It’s starting to rain.
“Ah, silence. Blessed silence,” I say, indicating to turn into the Makuti Park driveway.
I can feel you giving me what they call a Sideways Look.
“What?”
“Windscreen wipers. Silent. The ones on my dear Datsun squealed at me on every downstroke. Hideous, but there didn’t seem much point changing them when I was going to sell her and take over Mum’s.”
“Her?” You laugh and pull up the hood of your sweatshirt. “So you like your new car then? I’ll open the gate.”
You salute me as I drive past. Like I do several dozen times a day I fall in love all over again. In love with your abjectness as you hold the gate for me in the warm, soft rain. In love with the way I’m looking forward to walking with you into our home in a few minutes. Oh my God, I’ve really gone soft.
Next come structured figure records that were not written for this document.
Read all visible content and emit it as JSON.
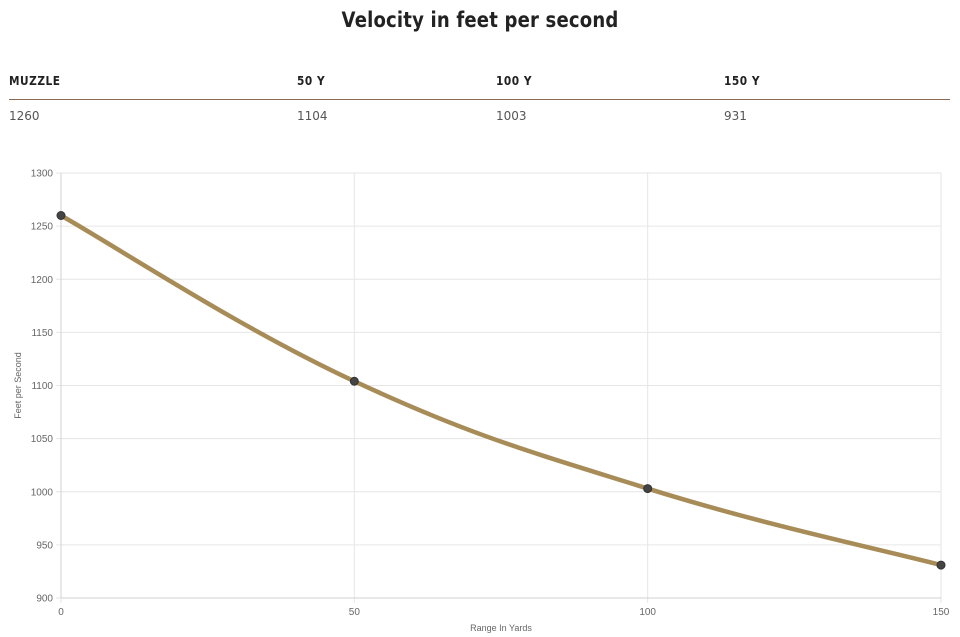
{
  "title": "Velocity in feet per second",
  "table": {
    "headers": [
      "MUZZLE",
      "50 Y",
      "100 Y",
      "150 Y"
    ],
    "values": [
      "1260",
      "1104",
      "1003",
      "931"
    ]
  },
  "chart_data": {
    "type": "line",
    "title": "",
    "xlabel": "Range In Yards",
    "ylabel": "Feet per Second",
    "x": [
      0,
      50,
      100,
      150
    ],
    "series": [
      {
        "values": [
          1260,
          1104,
          1003,
          931
        ],
        "color": "#a88c58"
      }
    ],
    "xlim": [
      0,
      150
    ],
    "ylim": [
      900,
      1300
    ],
    "x_ticks": [
      "0",
      "50",
      "100",
      "150"
    ],
    "y_ticks": [
      "900",
      "950",
      "1000",
      "1050",
      "1100",
      "1150",
      "1200",
      "1250",
      "1300"
    ],
    "grid": true,
    "legend": "none",
    "point_color": "#444444",
    "grid_color": "#e6e6e6"
  }
}
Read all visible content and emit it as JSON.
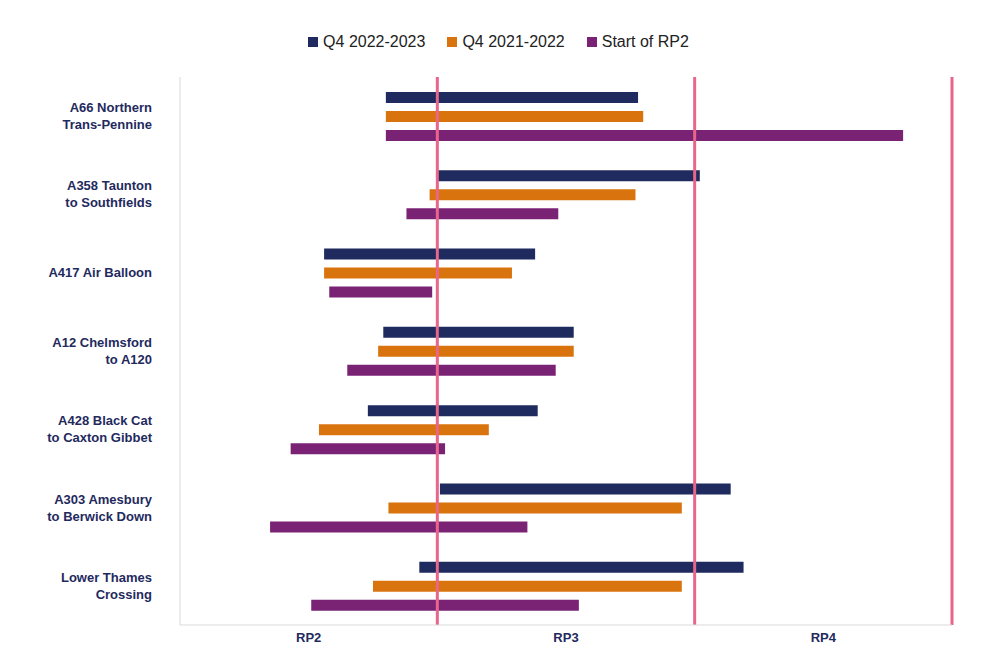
{
  "chart_data": {
    "type": "bar",
    "orientation": "horizontal",
    "legend": "top",
    "categories": [
      "A66 Northern Trans-Pennine",
      "A358 Taunton to Southfields",
      "A417 Air Balloon",
      "A12 Chelmsford to A120",
      "A428 Black Cat to Caxton Gibbet",
      "A303 Amesbury to Berwick Down",
      "Lower Thames Crossing"
    ],
    "series": [
      {
        "name": "Q4 2022-2023",
        "color": "#1f2a5e",
        "values": [
          [
            0.8,
            1.78
          ],
          [
            1.0,
            2.02
          ],
          [
            0.56,
            1.38
          ],
          [
            0.79,
            1.53
          ],
          [
            0.73,
            1.39
          ],
          [
            1.01,
            2.14
          ],
          [
            0.93,
            2.19
          ]
        ]
      },
      {
        "name": "Q4 2021-2022",
        "color": "#d9730d",
        "values": [
          [
            0.8,
            1.8
          ],
          [
            0.97,
            1.77
          ],
          [
            0.56,
            1.29
          ],
          [
            0.77,
            1.53
          ],
          [
            0.54,
            1.2
          ],
          [
            0.81,
            1.95
          ],
          [
            0.75,
            1.95
          ]
        ]
      },
      {
        "name": "Start of RP2",
        "color": "#7a2375",
        "values": [
          [
            0.8,
            2.81
          ],
          [
            0.88,
            1.47
          ],
          [
            0.58,
            0.98
          ],
          [
            0.65,
            1.46
          ],
          [
            0.43,
            1.03
          ],
          [
            0.35,
            1.35
          ],
          [
            0.51,
            1.55
          ]
        ]
      }
    ],
    "xlim": [
      0,
      3
    ],
    "xticks": [
      {
        "value": 0.5,
        "label": "RP2"
      },
      {
        "value": 1.5,
        "label": "RP3"
      },
      {
        "value": 2.5,
        "label": "RP4"
      }
    ],
    "period_boundaries": [
      1,
      2,
      3
    ]
  }
}
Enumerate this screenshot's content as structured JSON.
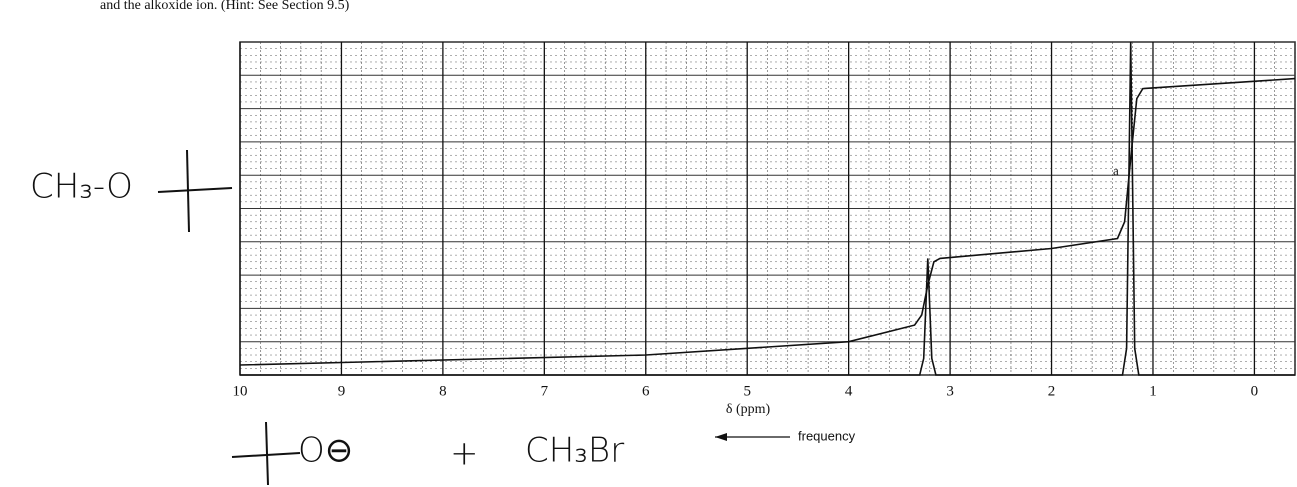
{
  "chart_data": {
    "type": "line",
    "header_text": "and the alkoxide ion. (Hint: See Section 9.5)",
    "x_label": "δ (ppm)",
    "xlim": [
      10,
      -0.4
    ],
    "ylim": [
      0,
      10
    ],
    "xticks": [
      10,
      9,
      8,
      7,
      6,
      5,
      4,
      3,
      2,
      1,
      0
    ],
    "grid": true,
    "series": [
      {
        "color": "#111111",
        "x": [
          10,
          3.3,
          3.26,
          3.22,
          3.18,
          3.14,
          1.3,
          1.26,
          1.22,
          1.18,
          1.14,
          -0.4
        ],
        "values": [
          0,
          0,
          0.5,
          3.5,
          0.5,
          0,
          0,
          0.8,
          10,
          0.8,
          0,
          0
        ]
      },
      {
        "color": "#111111",
        "x": [
          10,
          6,
          4,
          3.35,
          3.28,
          3.22,
          3.16,
          3.1,
          2,
          1.35,
          1.28,
          1.22,
          1.16,
          1.1,
          -0.4
        ],
        "values": [
          0.3,
          0.6,
          1.0,
          1.5,
          1.8,
          2.7,
          3.4,
          3.5,
          3.8,
          4.1,
          4.6,
          6.5,
          8.3,
          8.6,
          8.9
        ]
      }
    ],
    "annotations": [
      "a",
      "frequency"
    ],
    "handwriting": [
      "CH₃-O",
      "O⊖",
      "+",
      "CH₃Br"
    ]
  }
}
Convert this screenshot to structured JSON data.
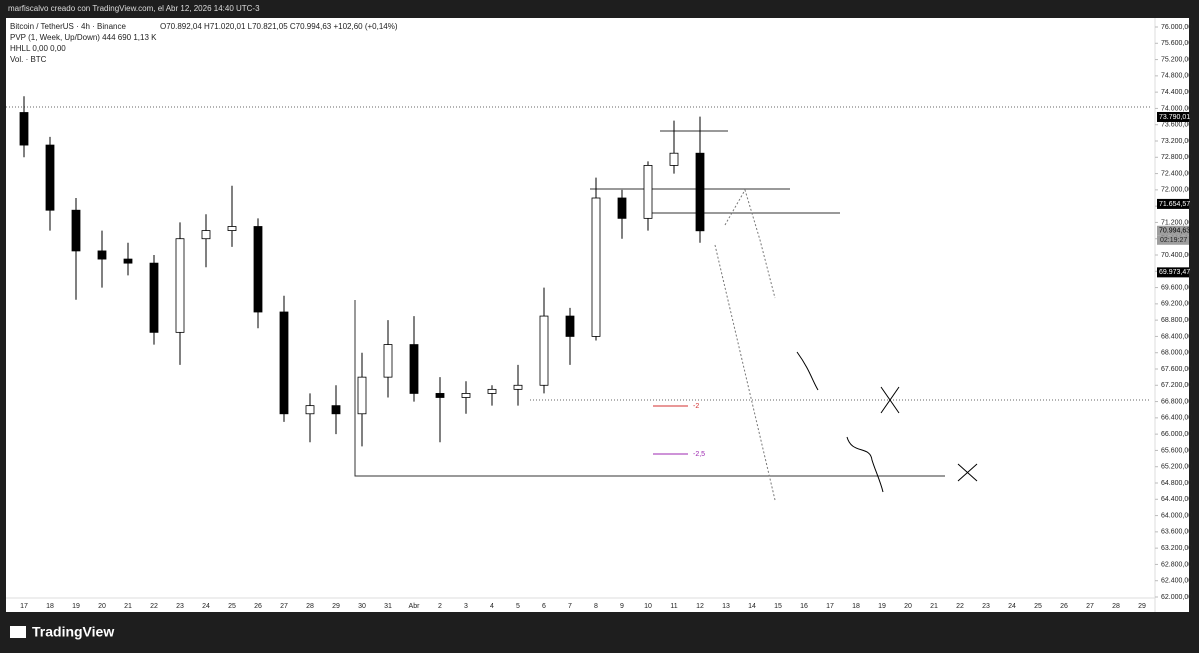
{
  "header": "marfiscalvo creado con TradingView.com, el Abr 12, 2026 14:40 UTC-3",
  "brand": "TradingView",
  "chart_data": {
    "type": "candlestick",
    "title": "Bitcoin / TetherUS · 4h · Binance",
    "ohlc_text": "O70.892,04 H71.020,01 L70.821,05 C70.994,63 +102,60 (+0,14%)",
    "indicators": [
      "PVP (1, Week, Up/Down)  444  690  1,13 K",
      "HHLL  0,00  0,00",
      "Vol. · BTC"
    ],
    "annotations": [
      {
        "text": "-2",
        "color": "#d32f2f"
      },
      {
        "text": "-2,5",
        "color": "#9c27b0"
      }
    ],
    "up_color": "#ffffff",
    "down_color": "#000000",
    "wick_color": "#000000",
    "categories": [
      "17",
      "18",
      "19",
      "20",
      "21",
      "22",
      "23",
      "24",
      "25",
      "26",
      "27",
      "28",
      "29",
      "30",
      "31",
      "Abr",
      "2",
      "3",
      "4",
      "5",
      "6",
      "7",
      "8",
      "9",
      "10",
      "11",
      "12",
      "13",
      "14",
      "15",
      "16",
      "17",
      "18",
      "19",
      "20",
      "21",
      "22",
      "23",
      "24",
      "25",
      "26",
      "27",
      "28",
      "29"
    ],
    "open": [
      73900,
      73100,
      71500,
      70500,
      70300,
      70200,
      68500,
      70800,
      71000,
      71100,
      69000,
      66500,
      66700,
      66500,
      67400,
      68200,
      67000,
      66900,
      67000,
      67100,
      67200,
      68900,
      68400,
      71800,
      71300,
      72600,
      72900,
      null,
      null,
      null,
      null,
      null,
      null,
      null,
      null,
      null,
      null,
      null,
      null,
      null,
      null,
      null,
      null,
      null
    ],
    "high": [
      74300,
      73300,
      71800,
      71000,
      70700,
      70400,
      71200,
      71400,
      72100,
      71300,
      69400,
      67000,
      67200,
      68000,
      68800,
      68900,
      67400,
      67300,
      67200,
      67700,
      69600,
      69100,
      72300,
      72000,
      72700,
      73700,
      73800,
      null,
      null,
      null,
      null,
      null,
      null,
      null,
      null,
      null,
      null,
      null,
      null,
      null,
      null,
      null,
      null,
      null
    ],
    "low": [
      72800,
      71000,
      69300,
      69600,
      69900,
      68200,
      67700,
      70100,
      70600,
      68600,
      66300,
      65800,
      66000,
      65700,
      66900,
      66800,
      65800,
      66500,
      66700,
      66700,
      67000,
      67700,
      68300,
      70800,
      71000,
      72400,
      70700,
      null,
      null,
      null,
      null,
      null,
      null,
      null,
      null,
      null,
      null,
      null,
      null,
      null,
      null,
      null,
      null,
      null
    ],
    "close": [
      73100,
      71500,
      70500,
      70300,
      70200,
      68500,
      70800,
      71000,
      71100,
      69000,
      66500,
      66700,
      66500,
      67400,
      68200,
      67000,
      66900,
      67000,
      67100,
      67200,
      68900,
      68400,
      71800,
      71300,
      72600,
      72900,
      70994.63,
      null,
      null,
      null,
      null,
      null,
      null,
      null,
      null,
      null,
      null,
      null,
      null,
      null,
      null,
      null,
      null,
      null
    ],
    "ylim": [
      62000,
      76000
    ],
    "yticks": [
      {
        "value": 76000,
        "label": "76.000,00"
      },
      {
        "value": 75600,
        "label": "75.600,00"
      },
      {
        "value": 75200,
        "label": "75.200,00"
      },
      {
        "value": 74800,
        "label": "74.800,00"
      },
      {
        "value": 74400,
        "label": "74.400,00"
      },
      {
        "value": 74000,
        "label": "74.000,00"
      },
      {
        "value": 73600,
        "label": "73.600,00"
      },
      {
        "value": 73200,
        "label": "73.200,00"
      },
      {
        "value": 72800,
        "label": "72.800,00"
      },
      {
        "value": 72400,
        "label": "72.400,00"
      },
      {
        "value": 72000,
        "label": "72.000,00"
      },
      {
        "value": 71600,
        "label": "71.600,00"
      },
      {
        "value": 71200,
        "label": "71.200,00"
      },
      {
        "value": 70800,
        "label": "70.800,00"
      },
      {
        "value": 70400,
        "label": "70.400,00"
      },
      {
        "value": 70000,
        "label": "70.000,00"
      },
      {
        "value": 69600,
        "label": "69.600,00"
      },
      {
        "value": 69200,
        "label": "69.200,00"
      },
      {
        "value": 68800,
        "label": "68.800,00"
      },
      {
        "value": 68400,
        "label": "68.400,00"
      },
      {
        "value": 68000,
        "label": "68.000,00"
      },
      {
        "value": 67600,
        "label": "67.600,00"
      },
      {
        "value": 67200,
        "label": "67.200,00"
      },
      {
        "value": 66800,
        "label": "66.800,00"
      },
      {
        "value": 66400,
        "label": "66.400,00"
      },
      {
        "value": 66000,
        "label": "66.000,00"
      },
      {
        "value": 65600,
        "label": "65.600,00"
      },
      {
        "value": 65200,
        "label": "65.200,00"
      },
      {
        "value": 64800,
        "label": "64.800,00"
      },
      {
        "value": 64400,
        "label": "64.400,00"
      },
      {
        "value": 64000,
        "label": "64.000,00"
      },
      {
        "value": 63600,
        "label": "63.600,00"
      },
      {
        "value": 63200,
        "label": "63.200,00"
      },
      {
        "value": 62800,
        "label": "62.800,00"
      },
      {
        "value": 62400,
        "label": "62.400,00"
      },
      {
        "value": 62000,
        "label": "62.000,00"
      }
    ],
    "price_labels": [
      {
        "value": 73790.01,
        "label": "73.790,01",
        "bg": "#000000",
        "fg": "#ffffff"
      },
      {
        "value": 71654.57,
        "label": "71.654,57",
        "bg": "#000000",
        "fg": "#ffffff"
      },
      {
        "value": 70994.63,
        "label": "70.994,63",
        "bg": "#9e9e9e",
        "fg": "#000000"
      },
      {
        "value": 69973.47,
        "label": "69.973,47",
        "bg": "#000000",
        "fg": "#ffffff"
      }
    ],
    "countdown": "02:19:27"
  }
}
I park the Cressida directly behind your Land Cruiser, switch off, close my eyes to force the mental images to return. Mum and Rosie. All of us resolutely dry-eyed and standing around like spare parts in the terminal like we had no idea we were supposed to check in the luggage and were trying to work out the system. The two of them disappearing into security and passport control. The lights of the Jumbo disappearing into the night sky. Why do I feel so cold and detached?
You tap on the side window, questioning, your face shining wet in the light from the back porch.
“Let’s go and check on the horses,” you shout.
I leave my bag and my umbrella in the car and link my arm under yours. The rain has eased to a very fine mist and we can get under the stable eaves in a couple of minutes.
For a while we just talk to the horses, each one in turn, tickling muzzles, stroking necks, dodging Bravo’s teeth and laughing at him. He’s not impressed at being disturbed and he’s never understood why a human should want to cuddle him.
For once in my life though, these horses are not keeping my attention. I can’t let go of trying to reason why I feel so cold, so unemotional. At the end of the row we stand, hand in hand, staring out into the rain – sheeting now – lit into thousands of silver spears by the PIR light on the edge of the eave above us.
“Do you know something? I’m so unsure as to what I should feel at the departure of my entire family that I feel nothing at all. That can’t be normal.”
“What is normal?”
Good point. It’ll hit me soon enough, I’ll bet.
We’ll visit them next year, together, you tell me and the dark, rainy night brightens, like the end of the tunnel I didn’t know I was in has just appeared on the horizon. Yes, of course. You and me together, because that’s what we are now.
“I want to travel a lot. All over the world. Do you?”
Silly question. I know you do.
You stick a hand out into the deluge, turn it over a few times like you’re fascinated to see it getting wet.
“Yes. Then that’s what we’ll do. But right now there’s a much warmer, drier place to be than this and I’ll be the happiest man on the planet if I can travel there with you now.”
For the first time in weeks the sky-high has come back and I’m convinced life can only get better.